La politique économique ne conduit à aucun des résultats annoncés : le chômage augmente et la dette publique aussi. Mais Hollande ne voit que les injonctions du traité budgétaire européen. Tout au plus, l’objectif de retour du déficit public en-dessous de 3 % du PIB est-il décalé à 2014.


L’austérité au mépris des résultats

Pour y arriver, le gouvernement entend en 2014 surtout taper sur les dépenses. À la rigueur déjà programmée pour 2013 s’ajouteront de nouvelles mesures : poursuite du blocage des salaires des fonctionnaires, compression des moyens de fonctionnement des administrations et des hôpitaux, baisse des crédits aux collectivités locales, économies sur les allocations-familiales et engagement de la réforme des retraites… Du côté des recettes, la hausse de la TVA, nécessaire pour financer le cadeau de 20 milliards d’euros aux entreprises, sera mise en vigueur. On peut déjà prévoir que, pour amuser la galerie, le gouvernement fera de la mousse autour de la nouvelle mouture de la taxe de 75 %, taxe qui n’aura pas une grande importance même si quelques grands patrons se déclarent énervés.

En fait, la situation économique de la France en 2013 sera bien pire que celle annoncée par le gouvernement. Même le Haut Conseil des finances publiques créé dans le cadre des dispositions du traité européen met en doute les prévisions gouvernementales, et juge vraisemblable une récession en 2013 (comme d’ailleurs le Fonds Monétaire International).

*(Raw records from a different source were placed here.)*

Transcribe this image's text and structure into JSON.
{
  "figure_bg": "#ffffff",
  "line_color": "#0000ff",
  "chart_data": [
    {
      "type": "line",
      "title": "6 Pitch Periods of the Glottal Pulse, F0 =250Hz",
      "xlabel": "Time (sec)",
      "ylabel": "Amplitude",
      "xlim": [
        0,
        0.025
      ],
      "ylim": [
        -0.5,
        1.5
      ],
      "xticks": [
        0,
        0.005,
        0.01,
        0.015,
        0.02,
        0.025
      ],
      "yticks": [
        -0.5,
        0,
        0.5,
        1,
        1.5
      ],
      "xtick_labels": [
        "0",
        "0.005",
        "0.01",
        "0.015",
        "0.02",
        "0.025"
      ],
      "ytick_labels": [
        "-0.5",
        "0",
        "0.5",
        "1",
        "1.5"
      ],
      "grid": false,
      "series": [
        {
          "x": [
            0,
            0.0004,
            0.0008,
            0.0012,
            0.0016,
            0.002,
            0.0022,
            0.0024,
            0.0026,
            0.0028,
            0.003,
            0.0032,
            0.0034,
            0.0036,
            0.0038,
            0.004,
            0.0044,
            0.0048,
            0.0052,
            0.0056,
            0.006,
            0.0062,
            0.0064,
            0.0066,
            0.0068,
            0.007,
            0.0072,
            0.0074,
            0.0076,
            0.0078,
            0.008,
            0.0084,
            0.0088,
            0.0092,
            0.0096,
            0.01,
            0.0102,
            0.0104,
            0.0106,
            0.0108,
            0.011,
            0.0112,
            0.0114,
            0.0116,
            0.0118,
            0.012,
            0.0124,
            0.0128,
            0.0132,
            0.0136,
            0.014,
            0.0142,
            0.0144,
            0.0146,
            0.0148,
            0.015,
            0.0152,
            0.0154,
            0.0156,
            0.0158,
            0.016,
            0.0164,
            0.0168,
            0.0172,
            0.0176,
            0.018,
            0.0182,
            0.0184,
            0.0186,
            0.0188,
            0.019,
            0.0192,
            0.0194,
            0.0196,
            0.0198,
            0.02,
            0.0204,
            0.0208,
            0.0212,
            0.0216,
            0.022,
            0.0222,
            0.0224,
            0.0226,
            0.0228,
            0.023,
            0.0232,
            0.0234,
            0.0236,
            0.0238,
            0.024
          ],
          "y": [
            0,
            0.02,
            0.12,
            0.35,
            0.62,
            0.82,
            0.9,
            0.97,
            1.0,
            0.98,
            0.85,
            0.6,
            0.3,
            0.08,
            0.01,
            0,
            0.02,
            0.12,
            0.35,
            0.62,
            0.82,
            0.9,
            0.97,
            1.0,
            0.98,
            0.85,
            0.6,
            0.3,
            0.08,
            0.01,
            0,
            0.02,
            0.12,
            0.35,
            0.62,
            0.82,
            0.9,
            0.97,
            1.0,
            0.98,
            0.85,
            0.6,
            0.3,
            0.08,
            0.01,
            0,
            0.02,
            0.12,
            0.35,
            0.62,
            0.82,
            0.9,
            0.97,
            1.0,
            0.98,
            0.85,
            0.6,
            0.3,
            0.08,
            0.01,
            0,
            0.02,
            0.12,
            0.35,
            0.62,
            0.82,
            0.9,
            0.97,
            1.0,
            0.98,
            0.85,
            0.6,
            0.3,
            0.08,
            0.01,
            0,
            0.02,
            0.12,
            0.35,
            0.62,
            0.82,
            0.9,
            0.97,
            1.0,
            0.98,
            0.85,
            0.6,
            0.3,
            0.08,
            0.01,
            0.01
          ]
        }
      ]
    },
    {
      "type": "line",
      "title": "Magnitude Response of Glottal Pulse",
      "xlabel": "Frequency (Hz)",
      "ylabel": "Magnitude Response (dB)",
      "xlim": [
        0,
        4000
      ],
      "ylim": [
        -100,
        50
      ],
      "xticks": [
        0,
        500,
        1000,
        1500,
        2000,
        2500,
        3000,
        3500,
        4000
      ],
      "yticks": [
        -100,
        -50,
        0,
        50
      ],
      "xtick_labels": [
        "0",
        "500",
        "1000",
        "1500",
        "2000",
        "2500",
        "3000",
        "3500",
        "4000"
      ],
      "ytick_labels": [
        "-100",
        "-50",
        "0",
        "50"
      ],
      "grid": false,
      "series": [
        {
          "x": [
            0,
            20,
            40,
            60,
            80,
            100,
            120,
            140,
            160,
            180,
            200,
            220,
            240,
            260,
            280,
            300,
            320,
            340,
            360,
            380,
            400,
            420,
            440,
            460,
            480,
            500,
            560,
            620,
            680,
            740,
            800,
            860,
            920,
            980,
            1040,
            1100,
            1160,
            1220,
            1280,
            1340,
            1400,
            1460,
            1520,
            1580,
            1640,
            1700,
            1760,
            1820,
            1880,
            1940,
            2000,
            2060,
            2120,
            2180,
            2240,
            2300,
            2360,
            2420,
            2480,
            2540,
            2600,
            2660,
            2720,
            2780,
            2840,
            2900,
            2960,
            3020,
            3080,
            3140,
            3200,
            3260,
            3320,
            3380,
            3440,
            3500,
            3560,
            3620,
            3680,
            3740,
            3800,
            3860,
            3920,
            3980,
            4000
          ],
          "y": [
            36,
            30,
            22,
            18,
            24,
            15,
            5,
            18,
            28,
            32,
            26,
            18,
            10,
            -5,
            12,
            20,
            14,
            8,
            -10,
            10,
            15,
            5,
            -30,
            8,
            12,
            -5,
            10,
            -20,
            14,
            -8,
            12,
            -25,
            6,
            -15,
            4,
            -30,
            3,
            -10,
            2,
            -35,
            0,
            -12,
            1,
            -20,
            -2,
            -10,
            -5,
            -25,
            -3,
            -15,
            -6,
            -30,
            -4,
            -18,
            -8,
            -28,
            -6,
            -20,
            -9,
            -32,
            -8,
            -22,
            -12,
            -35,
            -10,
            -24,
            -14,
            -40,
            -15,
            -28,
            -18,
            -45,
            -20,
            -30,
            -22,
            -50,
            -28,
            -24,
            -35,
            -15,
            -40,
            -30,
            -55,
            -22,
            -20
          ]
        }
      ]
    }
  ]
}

Le Haut Conseil pointe deux vrais problèmes. Le gouvernement compte sur une reprise des exportations françaises, mais les politiques d’austérité des pays du Sud de l’Europe vont sans doute les conduire à moins acheter à l’extérieur. De plus, il n’y a aucune garantie que les entreprises françaises utilisent le crédit d’impôt de 20 milliards pour investir et faire des efforts de qualité. Deux bonnes remarques venant d’un organisme qui, dans le reste de son rapport, appelle à une austérité renforcée (il a été créé pour ça) ! Ce qui veut dire que les objectifs budgétaires pour 2013 et 2014 ne seront pas atteints.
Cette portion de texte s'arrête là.